Reframe version: 3.0-dev6 (rev: 3f0c45d4)
Launched on host: daint101

[----------] started processing sphexa_cudagdb_sqpatch_001mpi_001omp_30n_0steps (Tool validation)
[ RUN      ] sphexa_cudagdb_sqpatch_001mpi_001omp_30n_0steps on daint:gpu using PrgEnv-gnu
[----------] finished processing sphexa_cudagdb_sqpatch_001mpi_001omp_30n_0steps (Tool validation)

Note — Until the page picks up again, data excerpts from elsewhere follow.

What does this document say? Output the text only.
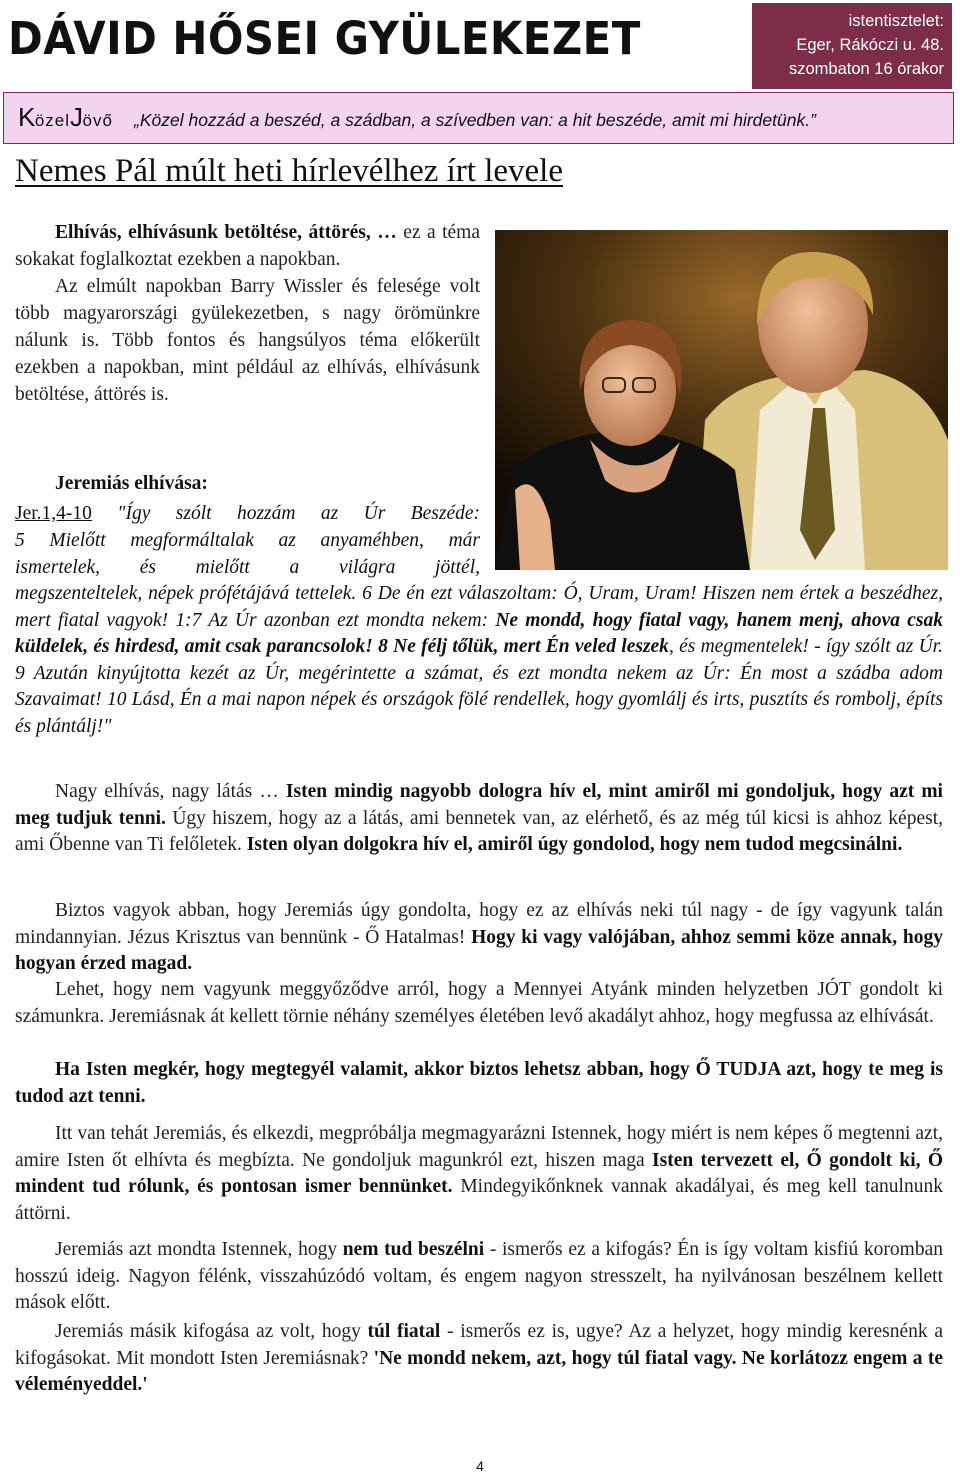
DÁVID HŐSEI GYÜLEKEZET	istentisztelet:
Eger, Rákóczi u. 48.
szombaton 16 órakor
KözelJövő „Közel hozzád a beszéd, a szádban, a szívedben van: a hit beszéde, amit mi hirdetünk.”
Nemes Pál múlt heti hírlevélhez írt levele

Elhívás, elhívásunk betöltése, áttörés, … ez a téma sokakat foglalkoztat ezekben a napokban.

Az elmúlt napokban Barry Wissler és felesége volt több magyarországi gyülekezetben, s nagy örömünkre nálunk is. Több fontos és hangsúlyos téma előkerült ezekben a napokban, mint például az elhívás, elhívásunk betöltése, áttörés is.

Jeremiás elhívása:
Jer.1,4-10 "Így szólt hozzám az Úr Beszéde:
5 Mielőtt megformáltalak az anyaméhben, már
ismertelek, és mielőtt a világra jöttél,
megszenteltelek, népek prófétájává tettelek. 6 De én ezt válaszoltam: Ó, Uram, Uram! Hiszen nem értek a beszédhez, mert fiatal vagyok! 1:7 Az Úr azonban ezt mondta nekem: Ne mondd, hogy fiatal vagy, hanem menj, ahova csak küldelek, és hirdesd, amit csak parancsolok! 8 Ne félj tőlük, mert Én veled leszek, és megmentelek! - így szólt az Úr. 9 Azután kinyújtotta kezét az Úr, megérintette a számat, és ezt mondta nekem az Úr: Én most a szádba adom Szavaimat! 10 Lásd, Én a mai napon népek és országok fölé rendellek, hogy gyomlálj és irts, pusztíts és rombolj, építs és plántálj!"
Nagy elhívás, nagy látás … Isten mindig nagyobb dologra hív el, mint amiről mi gondoljuk, hogy azt mi meg tudjuk tenni. Úgy hiszem, hogy az a látás, ami bennetek van, az elérhető, és az még túl kicsi is ahhoz képest, ami Őbenne van Ti felőletek. Isten olyan dolgokra hív el, amiről úgy gondolod, hogy nem tudod megcsinálni.
Biztos vagyok abban, hogy Jeremiás úgy gondolta, hogy ez az elhívás neki túl nagy - de így vagyunk talán mindannyian. Jézus Krisztus van bennünk - Ő Hatalmas! Hogy ki vagy valójában, ahhoz semmi köze annak, hogy hogyan érzed magad.
Lehet, hogy nem vagyunk meggyőződve arról, hogy a Mennyei Atyánk minden helyzetben JÓT gondolt ki számunkra. Jeremiásnak át kellett törnie néhány személyes életében levő akadályt ahhoz, hogy megfussa az elhívását.
Ha Isten megkér, hogy megtegyél valamit, akkor biztos lehetsz abban, hogy Ő TUDJA azt, hogy te meg is tudod azt tenni.
Itt van tehát Jeremiás, és elkezdi, megpróbálja megmagyarázni Istennek, hogy miért is nem képes ő megtenni azt, amire Isten őt elhívta és megbízta. Ne gondoljuk magunkról ezt, hiszen maga Isten tervezett el, Ő gondolt ki, Ő mindent tud rólunk, és pontosan ismer bennünket. Mindegyikőnknek vannak akadályai, és meg kell tanulnunk áttörni.
Jeremiás azt mondta Istennek, hogy nem tud beszélni - ismerős ez a kifogás? Én is így voltam kisfiú koromban hosszú ideig. Nagyon félénk, visszahúzódó voltam, és engem nagyon stresszelt, ha nyilvánosan beszélnem kellett mások előtt.
Jeremiás másik kifogása az volt, hogy túl fiatal - ismerős ez is, ugye? Az a helyzet, hogy mindig keresnénk a kifogásokat. Mit mondott Isten Jeremiásnak? 'Ne mondd nekem, azt, hogy túl fiatal vagy. Ne korlátozz engem a te véleményeddel.'
4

[----------] waiting for spawned checks to finish
[       OK ] (1/1) sphexa_cudagdb_sqpatch_001mpi_001omp_30n_0steps on daint:gpu using PrgEnv-gnu
[----------] all spawned checks have finished

Looking into the Class shows how to setup and run the code with the tool.

Bug reporting

Running cuda-gdb in batch mode is possible with a input file that specify the commands to execute at runtime:

break main
run -s 0 -n 15
break 75
info br
continue
p domain.clist
# $1 = std::vector of length 1000, capacity 1000 = {0, 1, 2, ...
ptype domain.clist
# type = std::vector<int>
print "info cuda devices"
set logging on info_devices.log
print "info cuda kernels"
set logging on info_kernels.log
show logging
print "info cuda threads"
set logging on info_threads.log

cuda-gdb supports user-defined functions (via the define command):

# set trace-commands off
define mygps_cmd
set trace-commands off
printf "gridDim=(%d,%d,%d) blockDim=(%d,%d,%d) blockIdx=(%d,%d,%d) threadIdx=(%d,%d,%d) warpSize=%d thid=%d\n", gridDim.x, gridDim.y, gridDim.z, blockDim.x, blockDim.y, blockDim.z, blockIdx.x, blockIdx.y, blockIdx.z, threadIdx.x, threadIdx.y, threadIdx.z, warpSize, blockDim.x * blockIdx.x + threadIdx.x

You can also extend GDB using the Python programming language. An example of GDB’s Python API usage is:

import re
txt=gdb.execute('info cuda devices', to_string=True)
regex = r'\s+sm_\d+\s+(\d+)\s+'
res = re.findall(regex, txt)
gdb.execute('set $sm_max = %s' % res[0])

An overview of the debugging data will typically look like this:

PERFORMANCE REPORT
------------------------------------------------------------------------------
sphexa_cudagdb_sqpatch_001mpi_001omp_30n_0steps
- daint:gpu
   - PrgEnv-gnu
      * num_tasks: 1
      * info_kernel_nblocks: 106
      * info_kernel_nthperblock: 256
      * info_kernel_np: 27000
      * info_threads_np: 27008
      * SMs: 56
      * WarpsPerSM: 64
      * LanesPerWarp: 32
      * max_threads_per_sm: 2048
      * max_threads_per_device: 114688
      * best_cubesize_per_device: 49
      * cubesize: 30
      * vec_len: 27000
      * threadid_of_last_sm: 14335
      * last_threadid: 27007
------------------------------------------------------------------------------

It gives information about the limits of the gpu device:

cuda

thread

warp

sm

P100

threads

1

32

2’048

114’688

warps

x

1

64

3’584

sms

x

x

1

56

P100

x

x

x

1

It can be read as: one P100 gpu leverages up to 32 threads per warp, 2048 threads per sm, 114’688 threads per device, 64 warps per sm, 3’584 warps per device, 56 sms per device and so on.